Patterns of exon-intron architecture variation of genes in eukaryotic genomes

Abstract

Background: The origin and importance of exon-intron architecture comprises one of the remaining mysteries of gene evolution. Several studies have investigated the variations of intron length, GC content, ordinal position in a gene and divergence. However, there is little study about the structural variation of exons and introns.

Results: We investigated the length, GC content, ordinal position and divergence in both exons and introns of 13 eukaryotic genomes, representing plant and animal. Our analyses revealed that three basic patterns of exon-intron variation were present in nearly all analyzed genomes (P < 0.001 in most cases): an ordinal reduction of length and divergence in both exon and intron, a co-variation between exon and its flanking introns in their length, GC content and divergence, and a decrease of average exon (or intron) length, GC content and divergence as the total exon numbers of a gene increased. In addition, we observed that the shorter introns had either low or high GC content, and the GC content of long introns was intermediate.

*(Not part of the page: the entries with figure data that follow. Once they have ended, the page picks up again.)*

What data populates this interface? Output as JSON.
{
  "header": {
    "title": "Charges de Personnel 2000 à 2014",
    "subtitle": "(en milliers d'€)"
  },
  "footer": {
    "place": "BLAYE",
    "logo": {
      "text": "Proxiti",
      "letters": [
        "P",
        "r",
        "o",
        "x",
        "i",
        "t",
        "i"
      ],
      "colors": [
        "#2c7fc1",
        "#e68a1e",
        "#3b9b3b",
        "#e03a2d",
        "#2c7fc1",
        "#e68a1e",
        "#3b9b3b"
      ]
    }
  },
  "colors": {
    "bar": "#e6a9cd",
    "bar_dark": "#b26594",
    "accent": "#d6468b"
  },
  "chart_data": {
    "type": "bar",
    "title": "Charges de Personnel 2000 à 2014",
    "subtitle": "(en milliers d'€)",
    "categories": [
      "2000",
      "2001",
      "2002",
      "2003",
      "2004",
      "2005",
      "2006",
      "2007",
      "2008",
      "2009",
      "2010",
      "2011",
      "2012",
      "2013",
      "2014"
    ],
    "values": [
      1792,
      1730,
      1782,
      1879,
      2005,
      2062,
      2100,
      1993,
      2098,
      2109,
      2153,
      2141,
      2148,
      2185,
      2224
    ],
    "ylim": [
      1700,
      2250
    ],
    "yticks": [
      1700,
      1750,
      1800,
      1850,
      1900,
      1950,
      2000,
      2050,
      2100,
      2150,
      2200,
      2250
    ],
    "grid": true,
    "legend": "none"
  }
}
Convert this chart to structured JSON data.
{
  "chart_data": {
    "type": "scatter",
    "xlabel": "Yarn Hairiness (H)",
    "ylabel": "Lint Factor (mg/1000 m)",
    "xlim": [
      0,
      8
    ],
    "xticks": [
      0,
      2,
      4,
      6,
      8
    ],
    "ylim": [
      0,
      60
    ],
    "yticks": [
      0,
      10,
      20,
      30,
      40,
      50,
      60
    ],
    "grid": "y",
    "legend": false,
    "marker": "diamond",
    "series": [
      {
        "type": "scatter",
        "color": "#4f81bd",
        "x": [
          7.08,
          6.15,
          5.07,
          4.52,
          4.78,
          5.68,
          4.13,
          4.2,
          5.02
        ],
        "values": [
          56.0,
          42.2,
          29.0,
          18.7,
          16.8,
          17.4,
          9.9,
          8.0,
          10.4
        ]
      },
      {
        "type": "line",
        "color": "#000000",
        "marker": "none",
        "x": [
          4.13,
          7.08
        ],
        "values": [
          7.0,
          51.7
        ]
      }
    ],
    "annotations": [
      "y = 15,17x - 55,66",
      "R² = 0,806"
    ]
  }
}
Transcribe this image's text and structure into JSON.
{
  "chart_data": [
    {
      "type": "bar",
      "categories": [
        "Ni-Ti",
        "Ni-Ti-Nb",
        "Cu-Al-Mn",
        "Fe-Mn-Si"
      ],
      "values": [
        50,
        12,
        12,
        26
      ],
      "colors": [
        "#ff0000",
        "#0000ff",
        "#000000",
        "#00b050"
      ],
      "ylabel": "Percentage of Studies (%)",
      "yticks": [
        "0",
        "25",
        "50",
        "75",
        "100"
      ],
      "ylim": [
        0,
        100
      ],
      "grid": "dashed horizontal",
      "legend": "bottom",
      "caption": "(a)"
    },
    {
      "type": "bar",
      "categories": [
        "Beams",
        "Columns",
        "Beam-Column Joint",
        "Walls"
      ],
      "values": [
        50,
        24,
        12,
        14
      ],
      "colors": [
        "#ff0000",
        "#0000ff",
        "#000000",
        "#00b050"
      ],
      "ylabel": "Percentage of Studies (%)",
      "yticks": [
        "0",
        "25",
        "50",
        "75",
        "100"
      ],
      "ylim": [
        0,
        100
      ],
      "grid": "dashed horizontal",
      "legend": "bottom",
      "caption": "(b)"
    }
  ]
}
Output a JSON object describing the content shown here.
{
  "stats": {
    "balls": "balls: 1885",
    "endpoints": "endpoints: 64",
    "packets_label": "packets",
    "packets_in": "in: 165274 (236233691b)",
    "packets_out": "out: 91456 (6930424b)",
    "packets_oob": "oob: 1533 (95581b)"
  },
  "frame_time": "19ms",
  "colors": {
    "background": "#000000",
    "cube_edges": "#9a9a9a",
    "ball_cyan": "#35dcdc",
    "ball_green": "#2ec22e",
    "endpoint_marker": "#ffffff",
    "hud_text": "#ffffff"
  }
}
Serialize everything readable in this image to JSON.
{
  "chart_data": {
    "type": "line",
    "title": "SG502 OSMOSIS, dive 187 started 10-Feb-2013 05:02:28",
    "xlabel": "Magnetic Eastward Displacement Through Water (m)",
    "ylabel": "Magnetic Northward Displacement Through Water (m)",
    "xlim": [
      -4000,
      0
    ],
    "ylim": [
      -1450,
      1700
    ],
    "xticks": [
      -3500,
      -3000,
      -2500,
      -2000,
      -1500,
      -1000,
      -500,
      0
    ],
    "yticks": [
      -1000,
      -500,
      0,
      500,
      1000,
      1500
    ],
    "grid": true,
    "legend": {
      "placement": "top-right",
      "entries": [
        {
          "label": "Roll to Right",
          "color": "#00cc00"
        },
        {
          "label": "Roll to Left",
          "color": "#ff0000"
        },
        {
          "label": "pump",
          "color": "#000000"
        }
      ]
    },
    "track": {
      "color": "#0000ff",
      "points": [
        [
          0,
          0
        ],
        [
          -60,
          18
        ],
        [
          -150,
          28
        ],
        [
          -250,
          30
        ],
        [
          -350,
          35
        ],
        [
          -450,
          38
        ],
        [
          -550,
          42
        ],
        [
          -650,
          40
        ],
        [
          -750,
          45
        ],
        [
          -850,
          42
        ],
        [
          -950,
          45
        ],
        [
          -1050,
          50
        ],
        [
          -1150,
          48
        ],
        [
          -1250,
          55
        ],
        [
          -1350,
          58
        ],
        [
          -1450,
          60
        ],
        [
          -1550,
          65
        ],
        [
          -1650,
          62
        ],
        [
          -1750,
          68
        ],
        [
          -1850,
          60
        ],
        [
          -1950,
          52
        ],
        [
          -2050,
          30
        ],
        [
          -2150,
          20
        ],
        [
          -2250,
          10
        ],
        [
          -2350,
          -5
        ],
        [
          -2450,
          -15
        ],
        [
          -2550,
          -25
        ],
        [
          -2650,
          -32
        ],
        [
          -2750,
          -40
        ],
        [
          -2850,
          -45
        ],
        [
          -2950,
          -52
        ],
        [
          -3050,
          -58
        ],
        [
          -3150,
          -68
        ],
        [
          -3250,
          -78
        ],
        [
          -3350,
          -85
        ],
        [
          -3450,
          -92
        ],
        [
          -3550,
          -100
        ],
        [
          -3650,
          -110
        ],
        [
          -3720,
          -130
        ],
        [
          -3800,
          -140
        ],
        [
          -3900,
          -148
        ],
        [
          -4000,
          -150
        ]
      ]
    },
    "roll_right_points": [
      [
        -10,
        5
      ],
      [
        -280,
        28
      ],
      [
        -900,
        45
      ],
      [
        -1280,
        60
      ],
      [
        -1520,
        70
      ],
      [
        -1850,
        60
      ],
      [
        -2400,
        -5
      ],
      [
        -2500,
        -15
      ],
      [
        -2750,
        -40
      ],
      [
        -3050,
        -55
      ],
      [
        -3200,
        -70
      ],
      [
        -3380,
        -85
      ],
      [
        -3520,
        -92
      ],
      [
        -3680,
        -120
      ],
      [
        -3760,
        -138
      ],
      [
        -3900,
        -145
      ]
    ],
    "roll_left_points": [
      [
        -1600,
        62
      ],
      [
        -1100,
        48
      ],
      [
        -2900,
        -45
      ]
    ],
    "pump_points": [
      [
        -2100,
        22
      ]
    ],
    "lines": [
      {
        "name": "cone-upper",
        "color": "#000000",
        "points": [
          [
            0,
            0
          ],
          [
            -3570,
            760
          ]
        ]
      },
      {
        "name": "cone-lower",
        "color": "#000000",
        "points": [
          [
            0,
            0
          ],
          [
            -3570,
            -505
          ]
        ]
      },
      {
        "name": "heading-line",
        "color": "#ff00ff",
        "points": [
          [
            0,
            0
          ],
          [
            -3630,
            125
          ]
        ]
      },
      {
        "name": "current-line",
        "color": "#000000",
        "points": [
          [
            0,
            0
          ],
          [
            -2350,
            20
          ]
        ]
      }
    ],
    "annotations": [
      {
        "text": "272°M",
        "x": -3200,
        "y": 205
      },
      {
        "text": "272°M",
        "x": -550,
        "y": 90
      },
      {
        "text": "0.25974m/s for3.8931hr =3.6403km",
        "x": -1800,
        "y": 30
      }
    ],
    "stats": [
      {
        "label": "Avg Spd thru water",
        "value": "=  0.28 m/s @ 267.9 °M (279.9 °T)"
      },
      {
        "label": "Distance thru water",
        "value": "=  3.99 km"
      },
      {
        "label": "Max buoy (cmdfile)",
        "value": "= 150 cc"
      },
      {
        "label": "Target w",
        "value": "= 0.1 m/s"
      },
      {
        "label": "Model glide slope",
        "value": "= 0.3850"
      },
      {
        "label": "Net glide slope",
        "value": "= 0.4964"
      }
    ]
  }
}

Conclusion: Although the factors contributing to these patterns have not been identified, our results provide three important clues: common factor(s) exist and may shape both exons and introns; the ordinal reduction patterns may reflect a time-orderly evolution; and the larger first and last exons may be splicing-required. These clues provide a framework for elucidating mechanisms involved in the organization of eukaryotic genomes and particularly in building exon-intron structures.

Figure 1

Variation patterns of introns' length, as a function of GC content. Each dot contains 1000 introns (A-D). The species in A-C were grouped based on ranges of intron lengths, e.g., up to 16000 bp for mammals. L1, L2, H1, H2 and H3 in D represent five GC-isochore families in human genome [22] which are different in GC content (0~0.37, 0.37~0.41, 0.41~0.46, 0.46~0.53, 0.53~1, respectively). Genes that cover two or more family regions were excluded in D. The x-axis scale in A – D is based on the actual GC content in different genomes.

Figure 2

Variation patterns of intron (A) or exon length (B), as a function of its ordinal number. Only introns or exons with ordinal numbers ≤ 40 were shown in the figures; each dot contains > 1000 samples.

Figure 3

Variation patterns of exon GC content, as a function of flanking intron GC content (A~D), and exon length, as a function of flanking logarithmical intron length (E~H). Each dot contains 1000 introns and 1000 exons (1000 left exons flanking the corresponding introns). Introns used in E~H are > 100 bp.

Figure 4

Correlation between nucleotide divergence (or exon's Ka) and ordinal position of introns (A & B) or of exons (C & D) and between intron and flanking exon divergence (or Ka) (E & F). The left panel shows the results from the comparison between human and chimpanzee, and the right panel shows the comparison between two rice lines.

Figure 5

Correlations between the length and intron (A) or exon (B) count, between GC content and intron (C) or exon (D) count and between the nucleotide divergence and intron (E) or exon (F) count. The number (count) in the horizontal axis stands for the 1, 2-,..., 9 and 10-intron (or -exon) genes.